Alex Podelko

Published on:
Alexander Podelko

Alex Podelko

Twitter: @apodelko

LinkedIn: alexander

Website: alexanderpodelko.com

Blog: alexanderpodelko/blog

Alex Podelko has specialized in performance since 1997, working as a performance engineer and architect for several companies. Currently he is Consulting Member of Technical Staff at Oracle, responsible for performance testing and optimization of Enterprise Performance Management and Business Intelligence (a.k.a. Hyperion) products. Alex periodically talks and writes about performance-related topics, advocating tearing down silo walls between different groups of performance professionals. His collection of performance-related links and documents (including his recent papers and presentations) can be found at alexanderpodelko.com.

Alex currently serves as a director for the Computer Measurement Group, an organization of performance and capacity planning professionals.


Session - Reinventing Performance Testing

July 31 12-1PM

The industry is transforming before our eyes and performance testing should change too. A stereotypical, last-moment performance validation in a test lab using an expensive record-playback load testing tool is no longer enough.

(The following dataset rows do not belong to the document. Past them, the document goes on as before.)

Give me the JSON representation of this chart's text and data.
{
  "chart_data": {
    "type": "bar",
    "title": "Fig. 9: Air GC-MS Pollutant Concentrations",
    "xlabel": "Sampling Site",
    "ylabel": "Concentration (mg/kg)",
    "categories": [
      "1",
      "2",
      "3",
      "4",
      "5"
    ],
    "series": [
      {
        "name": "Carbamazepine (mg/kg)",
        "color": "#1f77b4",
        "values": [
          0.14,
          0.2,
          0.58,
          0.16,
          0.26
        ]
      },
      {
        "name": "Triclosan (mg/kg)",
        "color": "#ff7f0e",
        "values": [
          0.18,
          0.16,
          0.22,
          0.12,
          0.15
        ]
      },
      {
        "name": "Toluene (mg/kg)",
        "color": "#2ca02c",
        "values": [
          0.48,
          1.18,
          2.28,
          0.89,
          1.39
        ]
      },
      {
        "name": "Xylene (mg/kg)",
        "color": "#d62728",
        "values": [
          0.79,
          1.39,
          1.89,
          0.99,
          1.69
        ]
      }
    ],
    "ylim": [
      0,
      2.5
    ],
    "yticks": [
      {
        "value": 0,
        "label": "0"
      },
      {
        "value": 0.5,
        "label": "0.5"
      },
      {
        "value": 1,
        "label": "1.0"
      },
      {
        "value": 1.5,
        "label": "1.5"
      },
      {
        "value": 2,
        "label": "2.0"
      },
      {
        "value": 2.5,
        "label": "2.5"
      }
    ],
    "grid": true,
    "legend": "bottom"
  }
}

There are many factors driving the change such as:

• Cloud practically eliminated the lack of appropriate hardware as a reason for not doing load testing, decreased the cost of large-scale tests, and significantly increased a number of configuration options.

• Agile development eliminates the primary problem of the traditional development: you need to have a working system before you may test it. Now, with agile development, we've had a major “shift left”, allowing us to start testing early. But that blessing brings need for both automated and exploratory performance testing – both requiring a new mindset and another set of skills and tools [and not many available].

• Continuous Integration brings the need for performance testing to be interwoven with the whole development process. There are no easy answers here to fit every situation and performance testing integration with CI is just taking its first steps. • New Architectures - dynamic, auto-scaling architectures, often heavily using third-party components - changing the way we should must design collect and analyze information.

• New Technologies may require other ways to generate load. In addition to traditional protocol-level record/playback tools, we may use UI-level record/playback or programming.

Performance testing is rather trailing behind the changes and, unfortunately, there are no simple solutions to catch up easily. I am going to analyze all the above factors further in depth illustrating the challenges we have there and what are possible ways to address them. I don’t have ready recipes here – and it may be a long way before we get any. We should practically re-invent performance testing to match the challenges – old traditional approaches don’t cover the need. And we still have the need – there are many areas where performance testing remains the only way to assure performance and reliability of systems [before you run into problems in production].